For $x$ close to $0$ the computation
$y=\log(1-x)/x$
is numerically unstable but computing via
$y=\log(1-x)/(1-(1-x))$
is not. This question comes from http://www.cs.berkeley.edu/~demmel/cs267/lecture21/lecture21.html where they say that only the latter is backwards stable, but I can't figure out how to prove it.

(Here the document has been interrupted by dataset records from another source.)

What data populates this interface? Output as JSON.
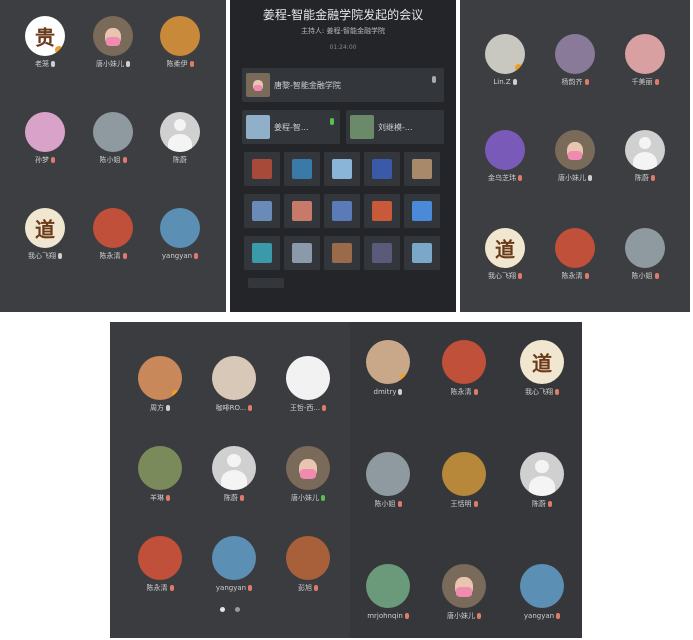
{
  "panel1": {
    "participants": [
      {
        "name": "老笼",
        "mic": "normal",
        "avatar": "calligraphy",
        "color": "#ffffff",
        "symbol": "贵",
        "badge": true
      },
      {
        "name": "唐小妹儿",
        "mic": "normal",
        "avatar": "masked-face",
        "color": "#7a6a5a"
      },
      {
        "name": "陈柔伊",
        "mic": "muted",
        "avatar": "photo",
        "color": "#c88a3a"
      },
      {
        "name": "孙梦",
        "mic": "muted",
        "avatar": "cartoon",
        "color": "#d9a3c9"
      },
      {
        "name": "陈小姐",
        "mic": "muted",
        "avatar": "building",
        "color": "#8f9aa0"
      },
      {
        "name": "陈蔚",
        "mic": "none",
        "avatar": "default",
        "color": "#cfcfcf"
      },
      {
        "name": "我心飞翔",
        "mic": "normal",
        "avatar": "dao",
        "color": "#f1e6cf",
        "symbol": "道"
      },
      {
        "name": "陈永清",
        "mic": "muted",
        "avatar": "photo",
        "color": "#c0503a"
      },
      {
        "name": "yangyan",
        "mic": "muted",
        "avatar": "landscape",
        "color": "#5b8fb3"
      }
    ]
  },
  "meeting": {
    "title": "姜程-智能金融学院发起的会议",
    "host": "主持人: 姜程-智能金融学院",
    "time": "01:24:00",
    "featured": {
      "name": "唐黎-智能金融学院"
    },
    "pair": [
      {
        "name": "姜程-智...",
        "color": "#8fb0c8"
      },
      {
        "name": "刘继模-...",
        "color": "#6a8a6a"
      }
    ],
    "thumbnails": [
      "#a84a3a",
      "#3a7aa8",
      "#8ab4d8",
      "#3a5aa8",
      "#a88a6a",
      "#6a8ab8",
      "#c87a6a",
      "#5a7ab8",
      "#c85a3a",
      "#4a8ad8",
      "#3a9aaa",
      "#8a9aaa",
      "#9a6a4a",
      "#5a5a7a",
      "#7aa8c8"
    ]
  },
  "panel3": {
    "participants": [
      {
        "name": "Lin.Z",
        "mic": "normal",
        "avatar": "bird",
        "color": "#c8c8c0",
        "badge": true
      },
      {
        "name": "杨韵齐",
        "mic": "muted",
        "avatar": "photo",
        "color": "#8a7a9a"
      },
      {
        "name": "千美丽",
        "mic": "muted",
        "avatar": "photo",
        "color": "#d8a0a0"
      },
      {
        "name": "金乌芝玮",
        "mic": "muted",
        "avatar": "tree",
        "color": "#7a5ab8"
      },
      {
        "name": "唐小妹儿",
        "mic": "normal",
        "avatar": "masked-face",
        "color": "#7a6a5a"
      },
      {
        "name": "陈蔚",
        "mic": "muted",
        "avatar": "default",
        "color": "#cfcfcf"
      },
      {
        "name": "我心飞翔",
        "mic": "muted",
        "avatar": "dao",
        "color": "#f1e6cf",
        "symbol": "道"
      },
      {
        "name": "陈永清",
        "mic": "muted",
        "avatar": "photo",
        "color": "#c0503a"
      },
      {
        "name": "陈小姐",
        "mic": "muted",
        "avatar": "building",
        "color": "#8f9aa0"
      }
    ]
  },
  "panel4": {
    "participants": [
      {
        "name": "周方",
        "mic": "normal",
        "avatar": "town",
        "color": "#c8885a",
        "badge": true
      },
      {
        "name": "咖啡RO...",
        "mic": "muted",
        "avatar": "photo",
        "color": "#d8c8b8"
      },
      {
        "name": "王哲-西...",
        "mic": "muted",
        "avatar": "sketch",
        "color": "#f2f2f2"
      },
      {
        "name": "羊琳",
        "mic": "muted",
        "avatar": "mountain",
        "color": "#7a8a5a"
      },
      {
        "name": "陈蔚",
        "mic": "muted",
        "avatar": "default",
        "color": "#cfcfcf"
      },
      {
        "name": "唐小妹儿",
        "mic": "on",
        "avatar": "masked-face",
        "color": "#7a6a5a"
      },
      {
        "name": "陈永清",
        "mic": "muted",
        "avatar": "photo",
        "color": "#c0503a"
      },
      {
        "name": "yangyan",
        "mic": "muted",
        "avatar": "landscape",
        "color": "#5b8fb3"
      },
      {
        "name": "彭旭",
        "mic": "muted",
        "avatar": "photo",
        "color": "#a8603a"
      }
    ]
  },
  "panel5": {
    "participants": [
      {
        "name": "dmitry",
        "mic": "normal",
        "avatar": "cat",
        "color": "#c8a888",
        "badge": true
      },
      {
        "name": "陈永清",
        "mic": "muted",
        "avatar": "photo",
        "color": "#c0503a"
      },
      {
        "name": "我心飞翔",
        "mic": "muted",
        "avatar": "dao",
        "color": "#f1e6cf",
        "symbol": "道"
      },
      {
        "name": "陈小姐",
        "mic": "muted",
        "avatar": "building",
        "color": "#8f9aa0"
      },
      {
        "name": "王恬明",
        "mic": "muted",
        "avatar": "leopard",
        "color": "#b8883a"
      },
      {
        "name": "陈蔚",
        "mic": "muted",
        "avatar": "default",
        "color": "#cfcfcf"
      },
      {
        "name": "mrjohnqin",
        "mic": "muted",
        "avatar": "landscape",
        "color": "#6a9a7a"
      },
      {
        "name": "唐小妹儿",
        "mic": "muted",
        "avatar": "masked-face",
        "color": "#7a6a5a"
      },
      {
        "name": "yangyan",
        "mic": "muted",
        "avatar": "landscape",
        "color": "#5b8fb3"
      }
    ]
  }
}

This is a neat example of the trickiness of the floating-point arithmetics. Here is a magnified plot of $\log(1-x)/x$ from the lecture:
The horizontal scale is $x\approx 10^{-15}$. Suppose $x=1.23456789\cdot 10^{-15}$. The double-precision IEEE 754 arithmetics has no problem storing this value of $x$ by itself: the mantissa isn't too long, and the exponent is stored separately. But $1-x$ results in $0.9999999999999988$ because the mantissa only has $53$ bits, good for $16$ decimal digits at most. We lost a bit of precision here, rounding $1-x$ to the nearest representable float. But the subsequent division of $\log(1-x)$ by $x$ uses the original, non-truncated value of $x$. The result is $\approx -0.9892$, a noticeable deviation from $-1$.
Putting $1-(1-x)$ in the denominator truncates $x$ in the same way as it's truncated in the numerator. The result is $$\frac{\log(1-x)}{1-(1-x)} \approx -1.0000000000000007$$
The proof of instability could proceed as follows: the numerator $\log(1-x)$ is constant on each interval of the form $( j\cdot 2^{-54} , (j+1)\cdot 2^{-54})$, but $x$ changes by the factor of $(j+1)/j$ within this interval. Hence, the computed ratio will oscillate by a factor that grows toward $2$ as $j$ decreases. Eventually, $1-x$ underflows to $1$, and we get $0$.
The proof of stability: with the second approach, the same value of $ x$ is used in both places, so the mathematical fact about the limit of $\log(1-x)/x$ applies.